We were in the Muslim quarter of the Old City and soon every street was filled with Muslims headed toward the various mosques in this area, including the al-Aqsa Mosque near the Dome of the Rock, the third holiest site in Islam. Muslims believe that Mohammed was transported in a night journey from Mecca to this site.
At the same time, bells were ringing from the churches in the Christian sector marking some of the holiest places in Jesus' life -- the hill where he died, the tomb where he was laid and from which he rose.
Inside some of these churches were Russian Orthodox carrying candles down to a spot commemorating the prison cell where Jesus held while awaiting his appearance before Pilate, the Roman governor of this area. In the Church of the Holy Sepulcher, pilgrims knelt quietly to kiss the slab on stone which legend says is the place Jesus' body rested after being removed from the cross.
There were scenes of deep piety like this all across the land that is holy to the three Abrahamic faiths - Judaism, Christianity and Islam. Even when the expressions of piety did not reflect the styles of those of us liberal Protestants traveling across the centuries in these places, we were moved by the depth of feelings that we witnessed.
Occasionally, we had chance to experience the depth of spirituality in these places as well. For me, one such moment was in the village of Capernaum in the Galilee region of northern Israel. There is a banyan tree between the excavations in this village that Jesus used as his headquarters and the seashore where he walked with his followers. I sat there in silence, contemplating the links across the centuries.
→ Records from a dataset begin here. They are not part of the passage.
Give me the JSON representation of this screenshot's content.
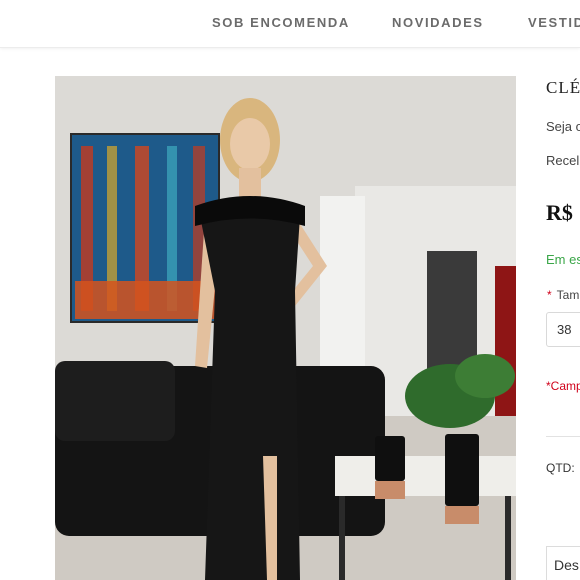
{
  "nav": {
    "items": [
      {
        "label": "SOB ENCOMENDA"
      },
      {
        "label": "NOVIDADES"
      },
      {
        "label": "VESTID"
      }
    ]
  },
  "product": {
    "title": "CLÉ",
    "line1": "Seja o",
    "line2": "Recel",
    "price": "R$",
    "stock": "Em es",
    "size_label": "Tam",
    "size_value": "38",
    "required_note": "*Camp",
    "qty_label": "QTD:",
    "tab_label": "Des"
  },
  "colors": {
    "nav_text": "#6b6b6b",
    "in_stock": "#3aa648",
    "required": "#d0021b"
  }
}
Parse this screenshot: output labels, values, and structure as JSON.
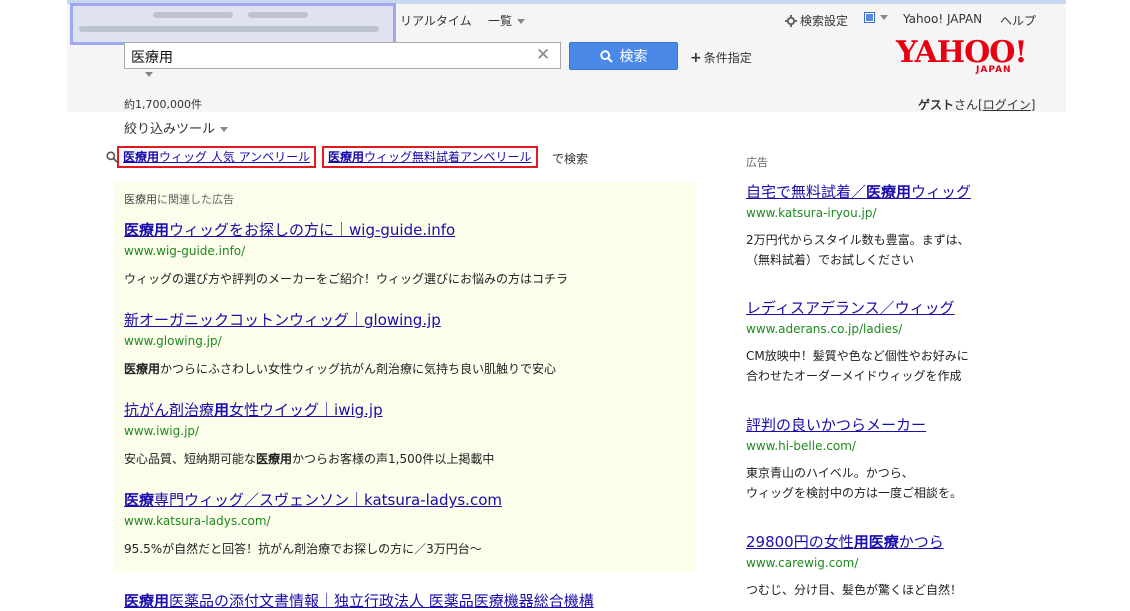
{
  "header": {
    "tabs": [
      "リアルタイム",
      "一覧"
    ],
    "settings_label": "検索設定",
    "yahoo_japan_link": "Yahoo! JAPAN",
    "help_link": "ヘルプ",
    "logo_text": "YAHOO!",
    "logo_sub": "JAPAN"
  },
  "search": {
    "query": "医療用",
    "button_label": "検索",
    "conditions_label": "条件指定",
    "clear_symbol": "✕"
  },
  "summary": {
    "result_count": "約1,700,000件",
    "guest_name": "ゲスト",
    "guest_suffix": "さん",
    "login_label": "ログイン",
    "bracket_open": "[",
    "bracket_close": "]"
  },
  "filter": {
    "label": "絞り込みツール"
  },
  "suggestions": {
    "items": [
      {
        "bold": "医療用",
        "rest": "ウィッグ 人気 アンベリール"
      },
      {
        "bold": "医療用",
        "rest": "ウィッグ無料試着アンベリール"
      }
    ],
    "suffix": "で検索"
  },
  "main_ads": {
    "label_bold": "医療用",
    "label_rest": "に関連した広告",
    "items": [
      {
        "title_bold": "医療用",
        "title_rest": "ウィッグをお探しの方に｜wig-guide.info",
        "url": "www.wig-guide.info/",
        "desc_bold": "",
        "desc_rest": "ウィッグの選び方や評判のメーカーをご紹介！ウィッグ選びにお悩みの方はコチラ"
      },
      {
        "title_bold": "",
        "title_rest": "新オーガニックコットンウィッグ｜glowing.jp",
        "url": "www.glowing.jp/",
        "desc_bold": "医療用",
        "desc_rest": "かつらにふさわしい女性ウィッグ抗がん剤治療に気持ち良い肌触りで安心"
      },
      {
        "title_pre": "抗がん剤治療",
        "title_bold": "用",
        "title_rest": "女性ウイッグ｜iwig.jp",
        "url": "www.iwig.jp/",
        "desc_pre": "安心品質、短納期可能な",
        "desc_bold": "医療用",
        "desc_rest": "かつらお客様の声1,500件以上掲載中"
      },
      {
        "title_bold": "医療",
        "title_rest": "専門ウィッグ／スヴェンソン｜katsura-ladys.com",
        "url": "www.katsura-ladys.com/",
        "desc_bold": "",
        "desc_rest": "95.5%が自然だと回答！抗がん剤治療でお探しの方に／3万円台〜"
      }
    ],
    "cut_off_title_bold": "医療用",
    "cut_off_title_rest": "医薬品の添付文書情報｜独立行政法人 医薬品医療機器総合機構"
  },
  "side_ads": {
    "label": "広告",
    "items": [
      {
        "title_pre": "自宅で無料試着／",
        "title_bold": "医療用",
        "title_rest": "ウィッグ",
        "url": "www.katsura-iryou.jp/",
        "desc": [
          "2万円代からスタイル数も豊富。まずは、",
          "（無料試着）でお試しください"
        ]
      },
      {
        "title_pre": "レディスアデランス／ウィッグ",
        "title_bold": "",
        "title_rest": "",
        "url": "www.aderans.co.jp/ladies/",
        "desc": [
          "CM放映中！髪質や色など個性やお好みに",
          "合わせたオーダーメイドウィッグを作成"
        ]
      },
      {
        "title_pre": "評判の良いかつらメーカー",
        "title_bold": "",
        "title_rest": "",
        "url": "www.hi-belle.com/",
        "desc": [
          "東京青山のハイベル。かつら、",
          "ウィッグを検討中の方は一度ご相談を。"
        ]
      },
      {
        "title_pre": "29800円の女性",
        "title_bold": "用医療",
        "title_rest": "かつら",
        "url": "www.carewig.com/",
        "desc": [
          "つむじ、分け目、髪色が驚くほど自然！"
        ]
      }
    ]
  },
  "colors": {
    "accent": "#4a89e8",
    "link": "#1a0dab",
    "url_green": "#1e8a1e",
    "logo_red": "#e60012",
    "highlight_border": "#e2191f",
    "ad_bg": "#fdfdec"
  }
}
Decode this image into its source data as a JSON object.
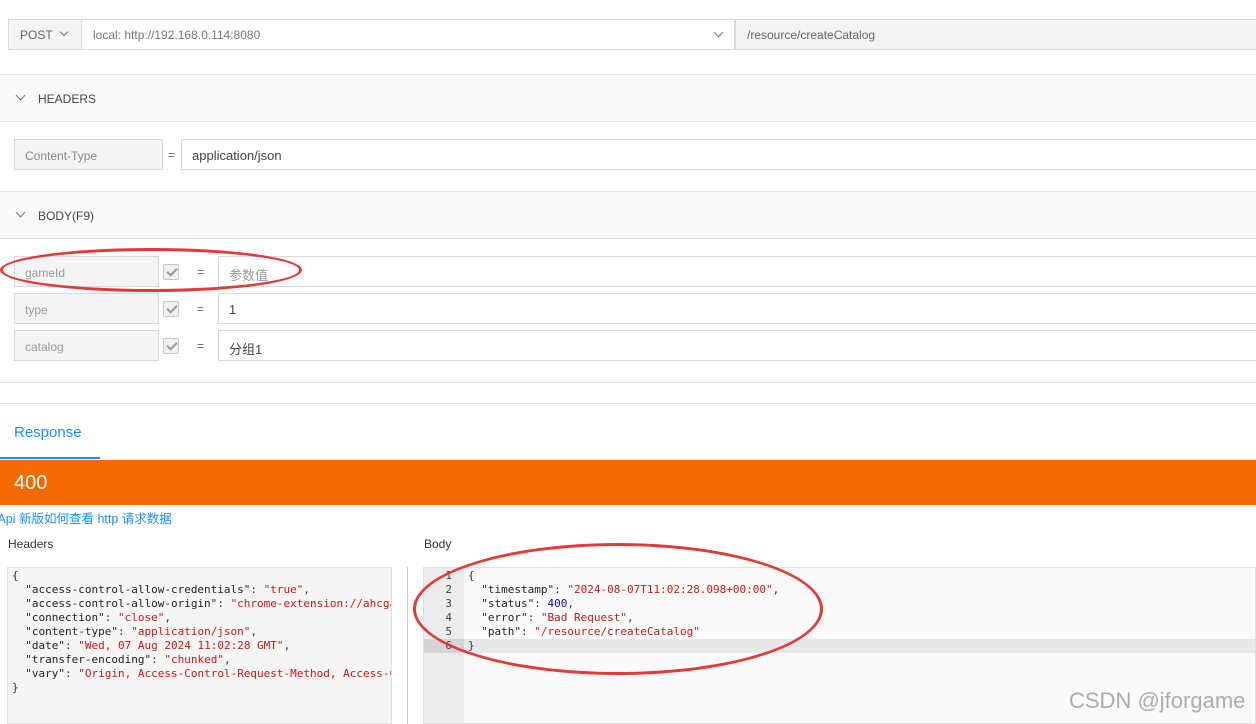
{
  "request": {
    "method": "POST",
    "host": "local: http://192.168.0.114:8080",
    "path": "/resource/createCatalog"
  },
  "headers_section": {
    "title": "HEADERS",
    "rows": [
      {
        "key": "Content-Type",
        "eq": "=",
        "value": "application/json"
      }
    ]
  },
  "body_section": {
    "title": "BODY(F9)",
    "rows": [
      {
        "key": "gameId",
        "eq": "=",
        "value": "参数值",
        "checked": true
      },
      {
        "key": "type",
        "eq": "=",
        "value": "1",
        "checked": true
      },
      {
        "key": "catalog",
        "eq": "=",
        "value": "分组1",
        "checked": true
      }
    ]
  },
  "response": {
    "tab": "Response",
    "status_code": "400",
    "status_color": "#f56a00",
    "link_text": "/Api 新版如何查看 http 请求数据",
    "headers_label": "Headers",
    "body_label": "Body"
  },
  "response_headers_code": [
    "{",
    "  \"access-control-allow-credentials\": \"true\",",
    "  \"access-control-allow-origin\": \"chrome-extension://ahcga",
    "  \"connection\": \"close\",",
    "  \"content-type\": \"application/json\",",
    "  \"date\": \"Wed, 07 Aug 2024 11:02:28 GMT\",",
    "  \"transfer-encoding\": \"chunked\",",
    "  \"vary\": \"Origin, Access-Control-Request-Method, Access-C",
    "}"
  ],
  "response_body_code": [
    {
      "n": "1",
      "text": "{"
    },
    {
      "n": "2",
      "text": "  \"timestamp\": \"2024-08-07T11:02:28.098+00:00\","
    },
    {
      "n": "3",
      "text": "  \"status\": 400,"
    },
    {
      "n": "4",
      "text": "  \"error\": \"Bad Request\","
    },
    {
      "n": "5",
      "text": "  \"path\": \"/resource/createCatalog\""
    },
    {
      "n": "6",
      "text": "}"
    }
  ],
  "watermark": "CSDN @jforgame",
  "colors": {
    "accent": "#1890ff",
    "status": "#f56a00",
    "annotation": "#e23a3a"
  }
}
Another day, we gathered in a church in Abu Ghosh, nine miles out of Jerusalem, marking one of the traditional places of Emmaus (there are three other possibilities) where Jesus met two followers on the road after his resurrection. Inside the Gothic church, we sang "Let Us Break Together" as our voices echoes off the stone walls covered with aging frescoes.
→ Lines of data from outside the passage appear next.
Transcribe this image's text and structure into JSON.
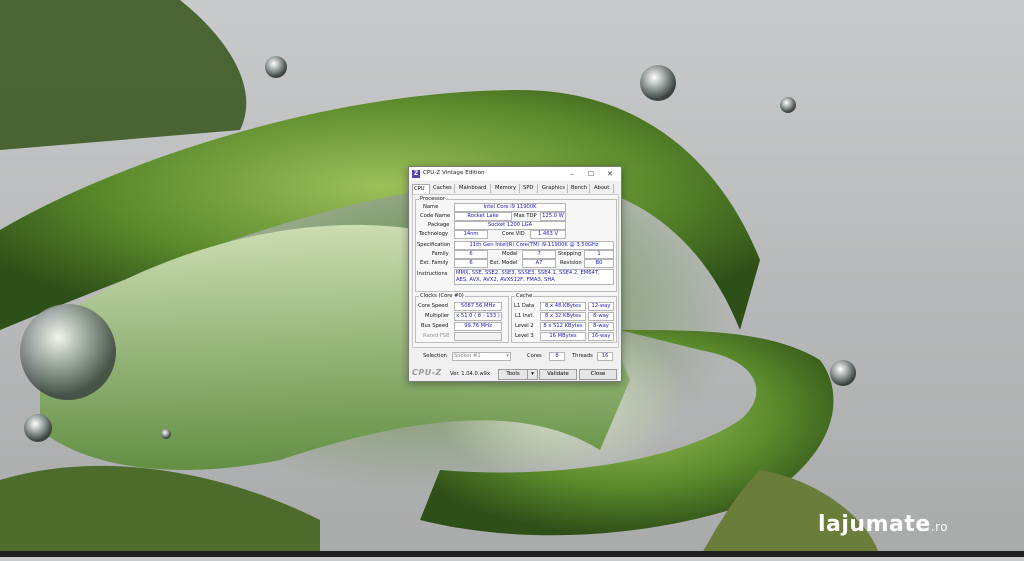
{
  "window": {
    "title": "CPU-Z Vintage Edition",
    "logo": "Z",
    "minimize": "–",
    "maximize": "☐",
    "close": "✕"
  },
  "tabs": [
    "CPU",
    "Caches",
    "Mainboard",
    "Memory",
    "SPD",
    "Graphics",
    "Bench",
    "About"
  ],
  "processor": {
    "group_title": "Processor",
    "name_label": "Name",
    "name": "Intel Core i9 11900K",
    "codename_label": "Code Name",
    "codename": "Rocket Lake",
    "maxtdp_label": "Max TDP",
    "maxtdp": "125.0 W",
    "package_label": "Package",
    "package": "Socket 1200 LGA",
    "technology_label": "Technology",
    "technology": "14nm",
    "corevid_label": "Core VID",
    "corevid": "1.463 V",
    "spec_label": "Specification",
    "spec": "11th Gen Intel(R) Core(TM) i9-11900K @ 3.50GHz",
    "family_label": "Family",
    "family": "6",
    "model_label": "Model",
    "model": "7",
    "stepping_label": "Stepping",
    "stepping": "1",
    "extfamily_label": "Ext. Family",
    "extfamily": "6",
    "extmodel_label": "Ext. Model",
    "extmodel": "A7",
    "revision_label": "Revision",
    "revision": "B0",
    "instructions_label": "Instructions",
    "instructions": "MMX, SSE, SSE2, SSE3, SSSE3, SSE4.1, SSE4.2, EM64T, AES, AVX, AVX2, AVX512F, FMA3, SHA"
  },
  "clocks": {
    "group_title": "Clocks (Core #0)",
    "corespeed_label": "Core Speed",
    "corespeed": "5087.56 MHz",
    "multiplier_label": "Multiplier",
    "multiplier": "x 51.0 ( 8 - 133 )",
    "busspeed_label": "Bus Speed",
    "busspeed": "99.76 MHz",
    "ratedfsb_label": "Rated FSB",
    "ratedfsb": ""
  },
  "cache": {
    "group_title": "Cache",
    "rows": [
      {
        "label": "L1 Data",
        "size": "8 x 48 KBytes",
        "way": "12-way"
      },
      {
        "label": "L1 Inst.",
        "size": "8 x 32 KBytes",
        "way": "8-way"
      },
      {
        "label": "Level 2",
        "size": "8 x 512 KBytes",
        "way": "8-way"
      },
      {
        "label": "Level 3",
        "size": "16 MBytes",
        "way": "16-way"
      }
    ]
  },
  "selection": {
    "label": "Selection",
    "value": "Socket #1",
    "cores_label": "Cores",
    "cores": "8",
    "threads_label": "Threads",
    "threads": "16"
  },
  "footer": {
    "brand": "CPU-Z",
    "version": "Ver. 1.04.0.w9x",
    "tools": "Tools",
    "validate": "Validate",
    "close": "Close"
  },
  "watermark": {
    "main": "lajumate",
    "tld": ".ro"
  },
  "colors": {
    "value_text": "#1c1cc0",
    "logo_bg": "#5b3fb5"
  }
}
In the Mea Shearim neighborhood -- just across the line that used to divide Jerusalem from East Jerusalem when it was controlled by Jordan before the 1967 war -- we saw ultra-conservative Haredi Jews gathering for Shabbat services on a Friday evening. These are followers of the most theologically conservative branch of Orthodox Judaism, living in one of the oldest neighborhoods of west Jerusalem. It is a 19th century Eastern European enclave in a modern city, a place suspicious and not particularly welcoming of visitors. On this night, as we walked past one of the buildings, we could hear the prayer chants of those inside, we could see the men bowing repeatedly in prayer.
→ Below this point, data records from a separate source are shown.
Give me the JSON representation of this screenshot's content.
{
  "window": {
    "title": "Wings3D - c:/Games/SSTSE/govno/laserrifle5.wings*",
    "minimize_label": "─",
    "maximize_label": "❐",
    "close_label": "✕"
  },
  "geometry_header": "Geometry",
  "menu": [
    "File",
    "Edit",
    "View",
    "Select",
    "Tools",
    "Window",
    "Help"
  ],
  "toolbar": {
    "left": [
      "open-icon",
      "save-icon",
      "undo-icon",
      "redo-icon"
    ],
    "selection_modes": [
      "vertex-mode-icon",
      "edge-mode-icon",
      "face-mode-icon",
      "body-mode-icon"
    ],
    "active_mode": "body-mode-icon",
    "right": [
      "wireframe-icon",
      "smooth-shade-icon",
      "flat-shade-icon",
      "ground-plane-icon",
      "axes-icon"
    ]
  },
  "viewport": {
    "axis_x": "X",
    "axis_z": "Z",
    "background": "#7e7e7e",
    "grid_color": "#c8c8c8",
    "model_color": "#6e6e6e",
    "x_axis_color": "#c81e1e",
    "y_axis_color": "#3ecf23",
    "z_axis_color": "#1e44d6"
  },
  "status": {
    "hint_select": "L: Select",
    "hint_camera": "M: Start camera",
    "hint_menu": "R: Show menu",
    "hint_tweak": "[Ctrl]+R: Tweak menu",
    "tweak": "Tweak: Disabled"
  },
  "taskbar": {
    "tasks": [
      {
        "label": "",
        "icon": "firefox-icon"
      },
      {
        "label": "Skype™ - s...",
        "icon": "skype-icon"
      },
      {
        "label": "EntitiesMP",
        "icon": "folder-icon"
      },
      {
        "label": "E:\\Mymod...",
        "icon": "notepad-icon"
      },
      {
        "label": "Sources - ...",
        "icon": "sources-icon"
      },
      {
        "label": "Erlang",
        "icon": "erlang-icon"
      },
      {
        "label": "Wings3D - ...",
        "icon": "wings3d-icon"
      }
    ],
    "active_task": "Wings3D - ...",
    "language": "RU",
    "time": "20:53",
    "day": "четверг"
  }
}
We could see how beliefs affected the commercial life in the places we would visit. Muslim shops would be closed on Friday, Jewish shops would be closed on Saturday, Christian shops would be closed on Sunday.
In the early morning in Bethlehem, we would be wakened shortly before 4 a.m. by church bells calling Christians to the pre-dawn time of prayer known as Matins. A few minutes later, the first call to prayer of the day would start emerging from multiple mosques around the city. Outside August Victoria Hospital on the Mount of Olives, a lone man knelt on his coat outside the entrance to the hospital at noon, fulfilling his obligation as a Muslim to pray five times daily.
On the plateau of Masada, where Jewish rebels in the first century killed themselves rather than surrender to Rome, new Israeli soldiers come to swear a sacred oath. At the Western Wall of the old temple in Jerusalem -- the one destroyed by the Romans in 70 AD, Jews from around the world come to place their prayers on slips of paper into the cracks in the wall. And so it goes in this land.
The wars, the on-going tensions dominate the landscape. But every day, people from many sectors of these three great faiths find places where they can connect to the divine being.